Lo raro no es conectar con alguien. Lo raro es conectar sin motivo.
No hay que pensar qué decir, no hay que buscar entrada, no hay que remar. La conversación sale. El humor aparece. El silencio no incomoda. Y eso es raro, porque no viene de «nos conocemos hace años» ni de una historia larga. Viene de otro lado. Como si algo se reconociera antes de que llegue la explicación
Yo lo llamo resonancia.
Porque con ciertas personas no sentís que estás armando un vínculo. Sentís que lo estás recordando. Y no lo digo como frase linda. Lo digo porque se siente así: como si el cuerpo dijera «acá sí» antes de que tu cabeza alcance a ponerse a favor o en contra.
Y existe lo contrario. Gente con la que no podés ni arrancar. Y no porque te hayan hecho algo.
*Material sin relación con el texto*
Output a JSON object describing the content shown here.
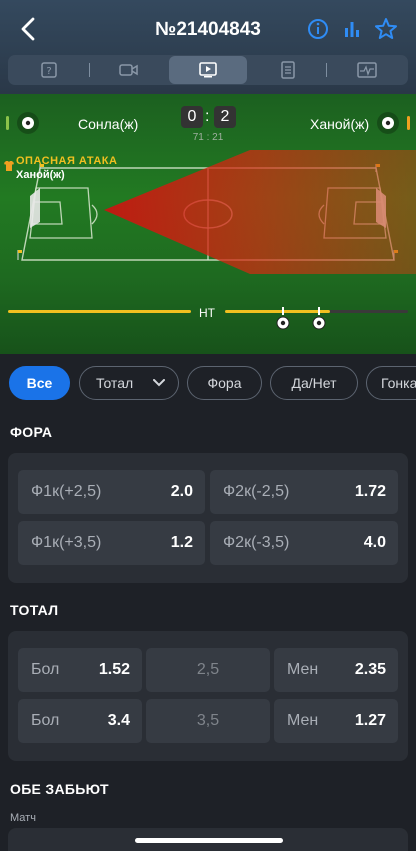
{
  "header": {
    "title": "№21404843"
  },
  "tabs": [
    "info",
    "video",
    "broadcast",
    "scoreboard",
    "stats"
  ],
  "match": {
    "home_team": "Сонла(ж)",
    "away_team": "Ханой(ж)",
    "score_home": "0",
    "score_away": "2",
    "score_sep": ":",
    "time": "71 : 21",
    "attack_label": "ОПАСНАЯ АТАКА",
    "attack_team": "Ханой(ж)",
    "half_label": "HT",
    "colors": {
      "home_accent": "#8bc34a",
      "away_accent": "#f0a020",
      "progress": "#f0c020"
    }
  },
  "filters": {
    "items": [
      "Все",
      "Тотал",
      "Фора",
      "Да/Нет",
      "Гонка"
    ],
    "active": "Все"
  },
  "fora": {
    "title": "ФОРА",
    "rows": [
      [
        {
          "label": "Ф1к(+2,5)",
          "value": "2.0"
        },
        {
          "label": "Ф2к(-2,5)",
          "value": "1.72"
        }
      ],
      [
        {
          "label": "Ф1к(+3,5)",
          "value": "1.2"
        },
        {
          "label": "Ф2к(-3,5)",
          "value": "4.0"
        }
      ]
    ]
  },
  "total": {
    "title": "ТОТАЛ",
    "rows": [
      {
        "over_label": "Бол",
        "over": "1.52",
        "line": "2,5",
        "under_label": "Мен",
        "under": "2.35"
      },
      {
        "over_label": "Бол",
        "over": "3.4",
        "line": "3,5",
        "under_label": "Мен",
        "under": "1.27"
      }
    ]
  },
  "both_score": {
    "title": "ОБЕ ЗАБЬЮТ",
    "subtitle": "Матч"
  }
}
A veces ni siquiera hablaron y ya está esa incomodidad. Ese «no» del cuerpo. Lo decís fácil: «no hay feeling». Pero por dentro es más crudo: es resistencia. Es querer acortar distancia, cerrar, irse. Y muchas veces no hay un motivo para señalar. Solo está.
La resonancia no solo facilita: te ordena. Te baja la guardia sin dejarte expuesto. Te vuelve más vos. No estás calculando si quedás bien, si decís lo correcto, si la energía da o no da. Estás ahí. Presente. Y cuando eso pasa, lo notás por contraste: porque no hay tensión de fondo, no hay actuación, no hay ese cansancio de estar sosteniendo la interacción.
Esto se mete en todos lados. Amigos que entran y se quedan. Amistades que duran lo que dura un momento perfecto. Amores que te caen como un rayo. Amores de a ratos. Personas con las que todo es remar, y personas con las que todo fluye sin que tengas que actuar.
Y a veces pasa algo todavía más raro: vínculos que casi no existen, que quedan suspendidos durante años. Sostenidos por migajas, ver al otro de lejos, lo que sube, un rastro mínimo, y un día, sin aviso, hablás… y la charla sale como si nada. Como si hubieran sido amigos de toda la vida. Como si el tiempo no hubiera podido con eso.
Quizas el tiempo no siempre manda tanto como creemos. Quizas hay conexiones que no se gastan, solo se quedan quietas. Y que cuando vuelven, no vuelven «de cero». Vuelven donde se habían quedado, como si el mundo no hubiera pasado por encima de eso.
Entonces sí: resonancia. No en modo místico. En modo real. Hay presencias que ordenan y presencias que te desordenan. Presencias que alivian y presencias que drenan. Y cuando aparece la resonancia, se siente como estar donde tenés que estar con quien tenés que estar.